The Federal Government then bought the palace in 1957, to be converted into the Istana Negara. Since then it had undergone several renovations and extensions. But the most extensive upgrading was carried out in 1980, as it was the first time that the Installation Ceremony of His Majesty Seri Paduka Baginda Yang di-Pertuan Agong was held at the Istana Negara. Prior to this the Installation Ceremonies were held at the Tunku Abdul Rahman Hall in Jalan Ampang, Kuala Lumpur.
This majestic building is nestled within a serene and beautiful 11.34-hectare compound with a variety of plants and flowers, swimming pool and indoor badminton hall. It is located at Syed Putra Road right in the heart of the capital of Malaysia, Kuala Lumpur. The building has several halls for specific purposes such as the two main halls, the Throne Hall (Balairong Seri) and the Audience Hall (Dewan Mengadap) on the ground floor.
The whole area is fenced up and the Royal Insignia of His Majesty is placed on each steel bar between two pillars of the fence. At the front of the Istana Negara, there is the main entrance which resembles a beautiful arch. On each side of the arch, are two guard posts to shelter two members of the cavalry in their smart full dress uniform similar to the ones at Buckingham Palace, London.

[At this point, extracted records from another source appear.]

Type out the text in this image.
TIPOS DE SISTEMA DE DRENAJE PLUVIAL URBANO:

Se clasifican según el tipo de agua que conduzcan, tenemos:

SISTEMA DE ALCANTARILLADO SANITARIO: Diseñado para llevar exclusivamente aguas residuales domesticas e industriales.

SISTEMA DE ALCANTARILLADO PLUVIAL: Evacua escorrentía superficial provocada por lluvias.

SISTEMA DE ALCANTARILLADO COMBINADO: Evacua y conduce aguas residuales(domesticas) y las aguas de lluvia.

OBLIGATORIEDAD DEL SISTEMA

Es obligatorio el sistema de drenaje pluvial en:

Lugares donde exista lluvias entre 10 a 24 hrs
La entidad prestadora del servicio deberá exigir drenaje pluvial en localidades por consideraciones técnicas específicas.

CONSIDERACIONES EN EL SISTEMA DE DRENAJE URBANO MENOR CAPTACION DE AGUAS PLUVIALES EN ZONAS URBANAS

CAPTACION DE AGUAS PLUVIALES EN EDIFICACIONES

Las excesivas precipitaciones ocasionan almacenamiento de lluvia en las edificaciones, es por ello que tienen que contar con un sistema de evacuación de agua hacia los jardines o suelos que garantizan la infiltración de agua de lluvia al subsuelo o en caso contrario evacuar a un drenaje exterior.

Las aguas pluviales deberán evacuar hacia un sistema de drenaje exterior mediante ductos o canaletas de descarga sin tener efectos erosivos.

As the palace grounds are not opened to members of the public or tourists, the Main Palace Entrance is a favourite picture spot for tourists.
The Melawati Palace is located in Precint 1, Putrajaya. It has a resort concept and serves as a retreat for the Yang di-Pertuan Agong. Melawati literally means guard’s tower. Designed by YM Raja Datuk Kamarul Bahrin, the palace comprises four components namely, Royal Wing, Arrival Wing, Meetings Wing and the Administration Block. Three guard’s towers form a prominent structure at the side and centre of the palace. Inside the palace at the main staircase of the Meeting Wing, is a Melawati which is made from cengal wood topped with golden roof. The price of the property is not being valued.
The Royal Wing consists the following components:
- Royal Bedroom
- Royal Resting Room
- Royal Banquet Room
- Office of the Seri Paduka Baginda Yang di-Pertuan Agong
- Office of the Seri Paduka Baginda Raja Permaisuri Agong
- Royal Bath (Royal Swimming Pool)
- Royal Kitchen
- Royal Guest House
- Royal Gallery
- Main Meeting Room
FEDERAL AWARDS AND HONOURS
The people of this country have long known of the Federal Awards. Johor is the first state to institute its own award on 31 July 1886. Then, the other Malay states followed in Johor’s footsteps. During the colonial days, the British government conferred awards on the people of the Federated Malay States in the form of honorary appointments and awards such as the Most Excellent Order of the British Empire. The British High Commissioner awarded the Malayan Certificate of Honour to the people of the Federated Malay States i.e. Perak, Selangor, Negeri Sembilan and Pahang up until l941.